We live in a world now where radicalised Islam is able to persuade or indoctrinate people to commit atrocities on innocent fellow citizens.  Indeed, many of the suicide bombers in Paris are reported to have spoken in perfect French accents.

It seems likely to be the case – intuitively - that kind of radicalised ideas cannot flourish without the right base conditions. It's easy to blame politics. "We shouldn't have attacked Iraq/Afganistan/Syria. We should have attacked Iraq/Afghanistan/Syria. Etc etc. But let's look a little wider, a little deeper too.  Are we playing our part in creating these conditions? Can we examine the effect that our so-called ‘civilised beliefs’ might have on creating ‘uncivilised’ ones - the kind that can persuade someone to gun down and blow up fellow citizens?  Are we turning a blind eye to the effect that our unfettered consumerism plays?  Can we waste less stuff, reduce the damage that we are inflicting on other parts of the world and spread the wealth better?  Is much of our existence becoming so ‘radically consumerist’ that our perspective is being skewed and perverted?  Are we turning blind eye to the effect we have on the planet and other people that we share it with?  Can we change this?  Of course we can.

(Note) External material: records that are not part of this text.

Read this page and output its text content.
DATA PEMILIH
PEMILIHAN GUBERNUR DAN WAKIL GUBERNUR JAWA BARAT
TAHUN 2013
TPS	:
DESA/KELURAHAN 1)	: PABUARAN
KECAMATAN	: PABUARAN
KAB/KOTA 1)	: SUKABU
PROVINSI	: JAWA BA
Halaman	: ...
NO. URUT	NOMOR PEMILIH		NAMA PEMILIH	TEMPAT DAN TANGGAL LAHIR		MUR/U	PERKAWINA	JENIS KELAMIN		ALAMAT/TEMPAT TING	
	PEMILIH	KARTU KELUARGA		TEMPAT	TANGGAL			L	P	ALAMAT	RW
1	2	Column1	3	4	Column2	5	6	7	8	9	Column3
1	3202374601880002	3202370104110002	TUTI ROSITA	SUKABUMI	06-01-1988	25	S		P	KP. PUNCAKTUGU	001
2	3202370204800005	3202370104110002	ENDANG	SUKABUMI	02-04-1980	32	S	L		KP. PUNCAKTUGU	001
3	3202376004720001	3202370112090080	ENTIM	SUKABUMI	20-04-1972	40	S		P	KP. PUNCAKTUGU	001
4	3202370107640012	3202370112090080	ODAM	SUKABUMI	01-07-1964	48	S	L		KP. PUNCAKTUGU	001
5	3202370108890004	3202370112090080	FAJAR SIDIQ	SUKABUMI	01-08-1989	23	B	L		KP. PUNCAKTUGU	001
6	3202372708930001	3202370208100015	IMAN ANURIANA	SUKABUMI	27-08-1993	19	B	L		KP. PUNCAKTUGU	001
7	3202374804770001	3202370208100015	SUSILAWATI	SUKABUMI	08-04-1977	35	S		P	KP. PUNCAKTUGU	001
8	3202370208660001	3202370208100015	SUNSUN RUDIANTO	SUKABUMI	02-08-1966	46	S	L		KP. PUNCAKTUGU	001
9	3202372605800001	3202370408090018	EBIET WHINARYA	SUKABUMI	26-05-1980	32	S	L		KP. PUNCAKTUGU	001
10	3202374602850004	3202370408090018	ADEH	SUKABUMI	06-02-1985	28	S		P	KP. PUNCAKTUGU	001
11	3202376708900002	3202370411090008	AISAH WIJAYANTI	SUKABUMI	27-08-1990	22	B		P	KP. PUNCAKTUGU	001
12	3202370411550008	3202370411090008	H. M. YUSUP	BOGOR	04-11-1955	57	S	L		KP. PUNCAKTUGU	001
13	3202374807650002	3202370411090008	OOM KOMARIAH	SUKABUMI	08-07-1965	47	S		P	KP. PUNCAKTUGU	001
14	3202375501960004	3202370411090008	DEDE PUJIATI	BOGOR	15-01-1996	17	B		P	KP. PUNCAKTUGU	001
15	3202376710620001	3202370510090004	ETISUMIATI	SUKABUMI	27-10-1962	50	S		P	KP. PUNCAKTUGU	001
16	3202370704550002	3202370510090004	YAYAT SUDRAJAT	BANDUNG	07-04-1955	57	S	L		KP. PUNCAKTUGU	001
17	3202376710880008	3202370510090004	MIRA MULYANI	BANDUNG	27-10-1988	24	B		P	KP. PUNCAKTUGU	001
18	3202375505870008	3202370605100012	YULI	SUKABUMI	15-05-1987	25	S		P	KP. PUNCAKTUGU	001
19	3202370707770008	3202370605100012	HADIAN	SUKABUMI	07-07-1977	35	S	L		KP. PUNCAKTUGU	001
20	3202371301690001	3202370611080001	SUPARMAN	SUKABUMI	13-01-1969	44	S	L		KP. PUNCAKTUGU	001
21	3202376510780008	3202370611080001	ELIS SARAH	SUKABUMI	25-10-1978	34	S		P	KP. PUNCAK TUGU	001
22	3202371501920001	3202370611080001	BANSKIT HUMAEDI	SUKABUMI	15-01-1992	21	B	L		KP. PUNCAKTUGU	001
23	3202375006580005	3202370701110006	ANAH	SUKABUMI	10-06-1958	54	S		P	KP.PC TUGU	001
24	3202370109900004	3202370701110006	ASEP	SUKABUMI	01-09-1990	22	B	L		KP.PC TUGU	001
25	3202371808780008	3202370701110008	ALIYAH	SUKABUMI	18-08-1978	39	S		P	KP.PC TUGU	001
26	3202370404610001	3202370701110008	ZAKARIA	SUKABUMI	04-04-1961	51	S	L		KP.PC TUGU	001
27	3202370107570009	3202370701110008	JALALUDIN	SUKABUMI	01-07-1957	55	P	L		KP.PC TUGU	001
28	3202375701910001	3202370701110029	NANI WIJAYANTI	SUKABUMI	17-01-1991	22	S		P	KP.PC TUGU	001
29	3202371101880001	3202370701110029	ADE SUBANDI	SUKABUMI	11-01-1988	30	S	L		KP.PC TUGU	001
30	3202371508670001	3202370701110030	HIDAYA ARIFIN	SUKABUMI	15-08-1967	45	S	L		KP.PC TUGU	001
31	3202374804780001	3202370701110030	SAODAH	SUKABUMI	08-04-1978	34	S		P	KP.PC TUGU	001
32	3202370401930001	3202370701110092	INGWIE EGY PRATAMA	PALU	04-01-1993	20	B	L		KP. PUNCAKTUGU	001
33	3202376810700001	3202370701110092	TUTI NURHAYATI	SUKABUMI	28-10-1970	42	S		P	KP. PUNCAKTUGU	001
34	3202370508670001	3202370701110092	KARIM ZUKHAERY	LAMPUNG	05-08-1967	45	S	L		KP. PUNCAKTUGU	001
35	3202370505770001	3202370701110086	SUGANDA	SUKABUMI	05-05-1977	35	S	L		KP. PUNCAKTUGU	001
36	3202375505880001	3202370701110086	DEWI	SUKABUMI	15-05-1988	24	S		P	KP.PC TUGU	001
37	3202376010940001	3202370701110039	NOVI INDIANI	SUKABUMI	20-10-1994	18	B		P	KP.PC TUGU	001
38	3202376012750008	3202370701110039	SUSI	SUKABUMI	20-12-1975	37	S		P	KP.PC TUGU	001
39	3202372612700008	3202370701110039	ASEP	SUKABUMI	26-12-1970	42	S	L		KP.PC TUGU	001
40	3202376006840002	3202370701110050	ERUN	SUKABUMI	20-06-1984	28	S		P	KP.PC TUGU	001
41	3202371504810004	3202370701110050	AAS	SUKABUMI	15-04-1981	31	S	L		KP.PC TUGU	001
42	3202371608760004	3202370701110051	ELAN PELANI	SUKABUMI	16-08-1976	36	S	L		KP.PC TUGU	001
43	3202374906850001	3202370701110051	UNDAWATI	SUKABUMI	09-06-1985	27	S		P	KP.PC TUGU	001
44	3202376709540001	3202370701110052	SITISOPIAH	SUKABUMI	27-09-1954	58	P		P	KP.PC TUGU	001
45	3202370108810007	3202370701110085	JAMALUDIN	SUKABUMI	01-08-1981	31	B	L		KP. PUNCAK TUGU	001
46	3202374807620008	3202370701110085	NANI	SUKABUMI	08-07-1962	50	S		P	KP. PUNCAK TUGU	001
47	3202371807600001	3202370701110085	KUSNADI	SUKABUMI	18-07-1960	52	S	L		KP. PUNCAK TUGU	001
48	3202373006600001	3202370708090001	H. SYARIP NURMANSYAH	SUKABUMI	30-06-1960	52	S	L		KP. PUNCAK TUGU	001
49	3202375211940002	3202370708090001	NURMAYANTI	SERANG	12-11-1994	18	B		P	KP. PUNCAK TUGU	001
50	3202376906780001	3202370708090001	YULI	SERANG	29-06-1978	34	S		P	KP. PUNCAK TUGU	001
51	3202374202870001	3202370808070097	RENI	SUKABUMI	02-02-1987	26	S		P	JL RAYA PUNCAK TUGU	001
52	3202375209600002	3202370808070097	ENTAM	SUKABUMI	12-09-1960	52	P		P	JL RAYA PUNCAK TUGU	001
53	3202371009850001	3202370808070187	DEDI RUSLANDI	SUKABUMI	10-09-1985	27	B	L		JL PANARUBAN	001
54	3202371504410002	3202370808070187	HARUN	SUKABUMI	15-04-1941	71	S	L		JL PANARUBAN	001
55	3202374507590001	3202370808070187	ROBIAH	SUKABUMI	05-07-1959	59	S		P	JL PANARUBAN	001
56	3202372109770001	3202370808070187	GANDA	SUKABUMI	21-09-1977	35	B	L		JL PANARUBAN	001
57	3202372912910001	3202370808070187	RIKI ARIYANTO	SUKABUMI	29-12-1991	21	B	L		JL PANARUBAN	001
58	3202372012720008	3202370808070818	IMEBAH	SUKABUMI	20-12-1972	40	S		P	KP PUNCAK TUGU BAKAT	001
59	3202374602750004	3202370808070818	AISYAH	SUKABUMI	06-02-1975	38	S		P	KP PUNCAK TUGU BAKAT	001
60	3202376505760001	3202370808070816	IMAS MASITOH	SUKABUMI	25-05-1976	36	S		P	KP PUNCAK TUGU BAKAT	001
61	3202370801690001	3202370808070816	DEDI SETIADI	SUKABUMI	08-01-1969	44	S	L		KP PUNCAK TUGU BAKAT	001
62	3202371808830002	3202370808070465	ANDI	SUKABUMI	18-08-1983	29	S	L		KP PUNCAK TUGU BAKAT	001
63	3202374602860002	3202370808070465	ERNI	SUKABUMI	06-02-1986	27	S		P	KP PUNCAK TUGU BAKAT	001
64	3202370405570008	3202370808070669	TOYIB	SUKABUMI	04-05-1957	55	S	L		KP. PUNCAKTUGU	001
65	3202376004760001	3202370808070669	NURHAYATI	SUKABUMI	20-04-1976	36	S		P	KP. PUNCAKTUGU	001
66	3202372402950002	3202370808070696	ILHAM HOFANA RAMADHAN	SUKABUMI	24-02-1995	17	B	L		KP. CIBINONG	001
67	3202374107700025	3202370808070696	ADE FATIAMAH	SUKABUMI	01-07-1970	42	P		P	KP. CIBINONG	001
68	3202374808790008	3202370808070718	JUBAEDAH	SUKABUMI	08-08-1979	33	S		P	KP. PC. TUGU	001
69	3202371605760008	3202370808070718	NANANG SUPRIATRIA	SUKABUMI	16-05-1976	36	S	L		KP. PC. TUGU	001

Travelling by train is a small step to reducing our demands on the planet, leaving more resources to be shared. A drop in the ocean, in terms of it's of the effect, of course. But the ocean is only made up of small drops. If we start to care more about the planet's recources, this will inform far more actions and decisions than just whether to fly, take the train or drive to a ski resort. Let's think about this, let's talk about this. We can't afford not to.  

It would have been easier not to write an article like this - and the ideas here aren't mean to be prescriptive, but instead provoking of thought and discussion. In arguing against hypocrisy, it is easy to be hypocritical oneself. But the message of this article is well intended and valid all the same: let’s make this planet a happier one, a kinder one, a fairer one, a safer one, and a wiser one.  We really can.